Des centaines de jeunes patients d'un hôpital psychiatrique de Vienne (Autriche), connu comme l'un des centres du programme d'euthanasie du IIIe Reich, ont été maltraités jusque dans les années 80 faute, notamment, d'une rupture suffisante avec "l'idéologie et le personnel" de la période nazie, ont révélé des chercheurs autrichiens.
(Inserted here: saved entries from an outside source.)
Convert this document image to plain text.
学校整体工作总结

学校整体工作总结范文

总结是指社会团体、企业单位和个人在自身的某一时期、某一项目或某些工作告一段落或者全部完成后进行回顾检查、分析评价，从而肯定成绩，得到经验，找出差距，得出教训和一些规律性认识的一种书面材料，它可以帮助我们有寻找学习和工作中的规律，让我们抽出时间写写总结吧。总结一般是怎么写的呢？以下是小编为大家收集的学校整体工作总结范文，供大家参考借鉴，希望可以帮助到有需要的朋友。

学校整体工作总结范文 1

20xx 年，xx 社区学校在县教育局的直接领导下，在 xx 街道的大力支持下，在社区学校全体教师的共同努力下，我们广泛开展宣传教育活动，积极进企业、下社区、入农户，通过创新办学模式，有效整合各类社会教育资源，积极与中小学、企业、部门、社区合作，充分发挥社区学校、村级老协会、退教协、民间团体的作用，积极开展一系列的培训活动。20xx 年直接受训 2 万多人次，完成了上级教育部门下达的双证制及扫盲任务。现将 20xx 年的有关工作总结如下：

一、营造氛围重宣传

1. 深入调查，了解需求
Recours abusif aux sédatifs, aux camisoles de force, aux lits cage, absence d'offre éducative : le "Pavillon 15" de l'hôpital psychiatrique pour enfants du Spiegelgrund, sur les hauteurs de la capitale autrichienne, a été le lieu d'un "système global de violences" de 1945 à 1984, selon une étude commandée par la ville de Vienne.
Contre la dignité humaine
Après des années de mise en cause des traitements de cet établissement, le rapport de 600 pages, en ligne depuis le 14 mars 2017, estime que ces pratiques "qui contreviennent à la dignité humaine" sont notamment dues à "une insuffisante rupture, dans le domaine idéologique et en matière de personnel, avec la période nazie". De cet hôpital viennois qui fut l'un des plus modernes d'Europe à la Belle Epoque, les nazis firent l'un des centres actifs de leur programme d'euthanasie des personnes handicapées et malades mentaux. Plus de 700 enfants y ont été tués pendant la seconde guerre sous l'effet de "traitements médicaux". Or le rapport basé sur plus de cent entretiens avec d'anciens patients et employés constate que "la plus grande partie du personnel" de la période nazie a continué à travailler auprès des jeunes patients dans un esprit de "continuité" avec cette époque. Ces employés manquaient par ailleurs de formation et de qualifications.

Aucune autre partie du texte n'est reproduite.